(1.) These appeals have arisen out of suits for realization of arrears of rent, brought by Raja Jagat Kishore Acharyya Chowdhury. The claim was made by the plaintiff in the suits for additional rent for excess area in the possession of the tenant defendants in the suits, on the basis of area recorded in the last cadastral survey, under Ch. 10, Bengal Tenancy Act. The plaintiff also claimed enhancement of rent on the grounds of a rise in the average prices of staple food crops, as also on the ground that the productive powers of the land held by the tenants have been increased by fluvial action. The points raised for determination in the suits, on the averments made in the pleadings of the parties, so far as the main controversy between the parties was concerned, were the following: Are the defendants holding any land for which they do not pay rent, and are they liable to pay additional rent for the same ? What was the standard of measurement when the lands in suit were settled? "What amount of increase, if any, is the plaintiff entitled to recover under Section 30(b), Bengal Tenancy Act ? Has there been any increase in the productive power of the lands due to fluvial action ? If so, to what increase of rent is the plaintiff entitled therefor."
(2.) The Munsif of Bajitpur gave his decision allowing the plaintiff's claim in the suits in a modified form. There were decrees passed for arrears of rent at as 12-6 per kani of 65 acre per kani, as per area ascertained in the settlement operations. The plaintiff was also allowed enhancement of rent at the rate of 8 as in the rupee, from 1333 B.S. It is to be noticed that the decision and decrees passed by the Munsif were based on the findings arrived at by him, that the unit of linear measure was to be taken to be 24 inches a cubit (hath), and not 18 inches as asserted by the plaintiff; and that the plaintiff was not entitled to any additional rent for excess area as contemplated by Section 52, Bengal Tenancy Act. The enhancement of rent under Section 32 was allowed by the Munsif, after comparison of prices as contemplated by that section, and after negativing the contention of the defendants that the lands comprised in the tenancies could not bear enhancement for reasons stated by them. On appeal the District Judge of Mymensingh has affirmed the decision of the trial Court, so far as the plaintiff's claim for additional rent for excess land was, concerned, but has reduced the enhancement allowed by the trial Court to 4 annas in the rupee. It may be mentioned that the learned District Judge accepted the plaintiff's case that the standard cubit prevailing in the pargana was one of 18 inches; but observed that whether a cubit of that length was actually used in working out the present areas was quite a different matter. The plaintiff has appealed to this Court.

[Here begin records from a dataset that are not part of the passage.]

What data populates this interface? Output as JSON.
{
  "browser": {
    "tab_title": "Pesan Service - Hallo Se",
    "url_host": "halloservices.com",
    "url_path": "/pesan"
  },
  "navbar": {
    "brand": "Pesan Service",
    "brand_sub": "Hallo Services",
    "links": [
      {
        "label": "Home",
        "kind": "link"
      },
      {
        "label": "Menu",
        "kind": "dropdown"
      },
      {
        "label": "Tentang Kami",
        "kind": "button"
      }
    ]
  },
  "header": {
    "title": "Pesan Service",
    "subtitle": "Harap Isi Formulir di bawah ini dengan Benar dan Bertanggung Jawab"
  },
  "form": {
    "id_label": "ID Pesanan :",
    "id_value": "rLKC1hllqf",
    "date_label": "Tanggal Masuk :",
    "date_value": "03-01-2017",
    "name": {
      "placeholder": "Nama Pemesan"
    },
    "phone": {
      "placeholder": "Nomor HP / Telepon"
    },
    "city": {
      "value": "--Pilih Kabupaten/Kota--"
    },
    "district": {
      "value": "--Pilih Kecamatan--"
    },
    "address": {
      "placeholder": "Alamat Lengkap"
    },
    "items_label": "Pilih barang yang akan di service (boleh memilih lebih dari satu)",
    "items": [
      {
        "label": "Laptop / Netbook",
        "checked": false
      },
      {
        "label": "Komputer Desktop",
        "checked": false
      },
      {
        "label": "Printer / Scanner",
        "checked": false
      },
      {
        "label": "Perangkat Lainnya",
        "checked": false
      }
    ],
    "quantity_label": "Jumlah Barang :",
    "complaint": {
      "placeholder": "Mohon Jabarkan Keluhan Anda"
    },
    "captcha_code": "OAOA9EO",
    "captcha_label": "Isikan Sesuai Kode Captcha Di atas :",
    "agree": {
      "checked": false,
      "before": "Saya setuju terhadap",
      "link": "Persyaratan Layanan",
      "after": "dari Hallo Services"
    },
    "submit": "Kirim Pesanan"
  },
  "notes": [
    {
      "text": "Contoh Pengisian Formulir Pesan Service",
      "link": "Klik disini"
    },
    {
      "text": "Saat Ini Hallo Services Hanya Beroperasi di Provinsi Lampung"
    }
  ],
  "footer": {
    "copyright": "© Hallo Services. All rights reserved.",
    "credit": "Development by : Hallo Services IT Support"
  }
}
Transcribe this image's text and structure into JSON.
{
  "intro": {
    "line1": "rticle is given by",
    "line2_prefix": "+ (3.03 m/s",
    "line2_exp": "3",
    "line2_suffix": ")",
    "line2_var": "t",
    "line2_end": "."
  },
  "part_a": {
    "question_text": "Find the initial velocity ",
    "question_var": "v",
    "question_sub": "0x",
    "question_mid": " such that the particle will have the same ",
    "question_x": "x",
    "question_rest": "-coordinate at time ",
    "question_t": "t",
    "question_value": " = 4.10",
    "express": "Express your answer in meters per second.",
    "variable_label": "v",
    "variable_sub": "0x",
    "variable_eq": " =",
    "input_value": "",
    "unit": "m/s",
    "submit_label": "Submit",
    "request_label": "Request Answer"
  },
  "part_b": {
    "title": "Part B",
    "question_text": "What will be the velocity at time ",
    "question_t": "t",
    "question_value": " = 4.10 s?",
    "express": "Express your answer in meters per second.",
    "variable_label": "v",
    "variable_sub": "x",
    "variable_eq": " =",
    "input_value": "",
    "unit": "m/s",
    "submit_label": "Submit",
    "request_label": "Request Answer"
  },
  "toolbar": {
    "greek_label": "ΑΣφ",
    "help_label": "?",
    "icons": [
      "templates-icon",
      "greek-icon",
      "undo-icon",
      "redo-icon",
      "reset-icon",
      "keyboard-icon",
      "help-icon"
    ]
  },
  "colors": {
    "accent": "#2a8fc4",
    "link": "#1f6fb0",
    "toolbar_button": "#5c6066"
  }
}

(3.) The main question in controversy between the parties centred round the plaintiff's assertion that in the year 1891 there was a compromise arrived at as between the landlord and the tenants, by which rents were fixed at a certain rate per kani; so that if the plaintiff could show that any tenant defendant was in possession of more lands than he was paying rent for, the plaintiff was entitled to get additional rent for excess area, in view of the provisions of Section 52, Ben. Ten. Act. Reference is necessary in this connexion to the findings arrived at by the learned District Judge, bearing upon this part of the plaintiffs case. The learned Judge has in the first place mentioned that the plaintiff has really made no attempt to prove that there has been any actual increase: no evidence was given to show that any of the defendants had obtained lands by encroachment or otherwise, and has then found that no actual increase had been proved. The defendants knew that areas were entered in the plaintiff's papers, but they did not accept any measurement with reference to which the areas were stated. The lower appellate Court accepted the defendant's case that no actual measurement was made at the time when the compromise was effected in the year 1891, which was a compromise of a dispute in regard to existing rent, and not merely one relating to the rate per kani, and that the tenants never agreed that they would be liable to pay additional rents for the same land as the result of any future measurement. The Cadastral Survey measurements showed increase in areas, but did not necessarily show that the tenants were in possession of any land in addition to the land shown in plaintiff's papers, the identical land appearing to be greater in quantity on account of proper measurement. If there was no measurement at any time, or if there was no measurement which was accepted by the defendants, the rate per kani mentioned in the plaintiff's papers, standing by itself, could not be of any avail to the plaintiff, if the area was never ascertained on proper measurement, and accepted by the defendants. The learned District Judge has observed: a mere rate tells you nothing: in order to find out what the rent is, it is also necessary to know the area.